Le code Napoléon eut la vie dure un siècle et demi durant, jusqu’au 14 juillet 1965, date officielle – et jour ô combien symbolique ! – de la réforme des régimes matrimoniaux. « Ma grand-mère qui tenait la comptabilité de la boucherie familiale n’a eu le droit de signer son premier chèque qu’à l’âge de 53 ans. C’est difficilement imaginable pour moi qui n’ai jamais été privée de mes droits économiques » s’étonne Titiou Lecoq.

Mais gagner l’égalité des droits ne voulait pas dire que l’inégalité économique était abolie.

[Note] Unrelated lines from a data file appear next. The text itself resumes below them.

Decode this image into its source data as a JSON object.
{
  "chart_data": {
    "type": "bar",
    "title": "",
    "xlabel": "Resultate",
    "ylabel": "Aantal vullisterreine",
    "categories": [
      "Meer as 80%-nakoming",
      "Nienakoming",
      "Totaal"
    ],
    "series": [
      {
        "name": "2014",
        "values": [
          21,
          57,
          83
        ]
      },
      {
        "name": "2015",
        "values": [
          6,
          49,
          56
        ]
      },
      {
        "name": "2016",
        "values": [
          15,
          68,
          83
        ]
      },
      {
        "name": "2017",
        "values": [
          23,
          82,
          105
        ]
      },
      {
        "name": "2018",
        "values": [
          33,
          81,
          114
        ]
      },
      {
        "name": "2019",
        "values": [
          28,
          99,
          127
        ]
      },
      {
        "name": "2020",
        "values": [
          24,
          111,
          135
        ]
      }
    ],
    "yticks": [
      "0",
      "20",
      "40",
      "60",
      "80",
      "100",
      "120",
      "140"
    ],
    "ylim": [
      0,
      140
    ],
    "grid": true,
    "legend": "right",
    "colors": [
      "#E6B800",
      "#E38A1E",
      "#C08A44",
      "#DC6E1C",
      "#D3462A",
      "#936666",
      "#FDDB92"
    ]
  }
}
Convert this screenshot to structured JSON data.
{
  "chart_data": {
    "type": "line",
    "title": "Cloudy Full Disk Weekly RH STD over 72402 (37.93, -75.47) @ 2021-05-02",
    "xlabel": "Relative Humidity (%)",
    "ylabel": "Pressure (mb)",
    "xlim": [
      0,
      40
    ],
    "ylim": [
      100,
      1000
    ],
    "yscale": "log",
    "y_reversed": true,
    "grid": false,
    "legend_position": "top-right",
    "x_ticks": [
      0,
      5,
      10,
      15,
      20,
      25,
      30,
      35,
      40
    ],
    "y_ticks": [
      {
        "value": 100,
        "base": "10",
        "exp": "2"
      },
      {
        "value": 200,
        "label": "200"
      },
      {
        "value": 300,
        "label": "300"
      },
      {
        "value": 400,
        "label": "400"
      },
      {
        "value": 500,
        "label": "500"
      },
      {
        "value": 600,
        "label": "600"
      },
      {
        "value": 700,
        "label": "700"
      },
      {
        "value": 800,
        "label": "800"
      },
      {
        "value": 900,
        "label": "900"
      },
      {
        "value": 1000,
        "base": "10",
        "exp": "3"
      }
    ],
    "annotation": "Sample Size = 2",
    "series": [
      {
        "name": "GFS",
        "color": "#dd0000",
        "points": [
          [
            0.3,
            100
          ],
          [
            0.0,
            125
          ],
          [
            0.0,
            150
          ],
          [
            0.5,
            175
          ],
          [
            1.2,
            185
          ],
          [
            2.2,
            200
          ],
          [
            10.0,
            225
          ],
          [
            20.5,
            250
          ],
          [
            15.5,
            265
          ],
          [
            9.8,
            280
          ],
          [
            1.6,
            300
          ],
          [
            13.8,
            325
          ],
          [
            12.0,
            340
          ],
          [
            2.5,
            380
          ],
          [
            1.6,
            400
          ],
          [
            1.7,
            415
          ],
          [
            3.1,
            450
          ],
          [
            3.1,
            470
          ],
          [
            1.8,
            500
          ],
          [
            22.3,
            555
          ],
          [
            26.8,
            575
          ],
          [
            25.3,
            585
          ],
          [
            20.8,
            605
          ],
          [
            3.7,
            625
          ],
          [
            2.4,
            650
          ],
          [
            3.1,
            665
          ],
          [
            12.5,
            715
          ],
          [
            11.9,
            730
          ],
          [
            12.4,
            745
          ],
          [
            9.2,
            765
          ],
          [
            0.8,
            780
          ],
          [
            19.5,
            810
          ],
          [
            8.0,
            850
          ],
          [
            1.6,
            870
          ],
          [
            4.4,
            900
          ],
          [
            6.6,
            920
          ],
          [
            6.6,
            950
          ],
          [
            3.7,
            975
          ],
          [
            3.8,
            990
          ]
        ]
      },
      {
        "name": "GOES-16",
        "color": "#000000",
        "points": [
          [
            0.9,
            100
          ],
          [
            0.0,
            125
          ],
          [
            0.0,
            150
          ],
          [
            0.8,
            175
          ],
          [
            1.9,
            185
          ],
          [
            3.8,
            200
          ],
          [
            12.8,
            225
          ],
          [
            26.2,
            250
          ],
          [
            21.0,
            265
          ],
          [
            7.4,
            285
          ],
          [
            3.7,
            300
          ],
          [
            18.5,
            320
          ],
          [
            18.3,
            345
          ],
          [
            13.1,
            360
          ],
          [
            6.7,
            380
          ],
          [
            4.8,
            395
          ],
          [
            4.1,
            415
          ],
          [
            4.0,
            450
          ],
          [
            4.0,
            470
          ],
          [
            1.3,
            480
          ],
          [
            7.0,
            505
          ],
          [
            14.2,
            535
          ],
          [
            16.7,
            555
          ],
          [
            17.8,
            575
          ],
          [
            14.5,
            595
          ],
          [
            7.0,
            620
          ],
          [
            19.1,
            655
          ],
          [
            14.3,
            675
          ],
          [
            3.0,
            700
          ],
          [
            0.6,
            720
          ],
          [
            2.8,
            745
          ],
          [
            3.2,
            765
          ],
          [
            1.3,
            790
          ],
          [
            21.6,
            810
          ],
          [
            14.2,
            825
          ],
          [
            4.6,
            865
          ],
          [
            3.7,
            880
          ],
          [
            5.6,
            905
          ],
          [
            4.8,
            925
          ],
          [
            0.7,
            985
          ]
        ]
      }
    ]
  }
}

Et cette date cruciale relancera l’ardeur revendicative des mouvements féministes continuant de mener le combat de la vie quotidienne et matérielle de l’égalité et de l’équité, loin d’être achevé ! 3 femmes sur 4 gagnent moins que leur conjoint, jusqu’à un écart de 30%, selon ce qu’indique l’INSEE en mars 2022. L’écart n’est que de 9% entre une femme et un homme quand ils sont célibataires. Selon le sociologue François de Singly, « la vie conjugale se traduit globalement par un coût pour les femmes et un bénéfice pour les hommes. » Constat fait en 1987, « toujours vrai en 2022 » écrit Titiou Lecoq qui va nous démontrer avec force explications, argumentaires et détails à l’appui, que l’inégalité économique, si elle n’a plus force de loi entre mari et femme, a encore force de choix… du mari !

L’ouvrage de Titiou Lecoq est le constat sévère d’un état économique qui perdure ou s’aggrave en bien des moments de la vie d’un couple – hétérosexuel ou homosexuel. Il est aussi un manuel de vie à deux synthétisé dans un bien utile et terminal « récapitulatif » de recommandations aptes à consolider ou retrouver l’harmonie du couple. Et ce ne sont pas les séparations et divorces qui vont éliminer, bien au contraire, les déséquilibres et injustices de la vie commune, insiste Titiou Lecoq dans les derniers développements de son livre.

Voilà bien des pages d’utilité privée, comme, pour d’autres causes plus générales, on peut parler d’utilité publique. Et la plume légère de Titiou Lecoq fait merveille pour parler d’un sujet aussi lourd. A lire absolument par les futurs, actuels ou ex-conjoints !

Le couple et l’argent : pourquoi les hommes sont plus riches que les femmes, par Titiou Lecoq, éditions de l’Iconoclaste, octobre 2022, 283 p., prix : 21.90 euros.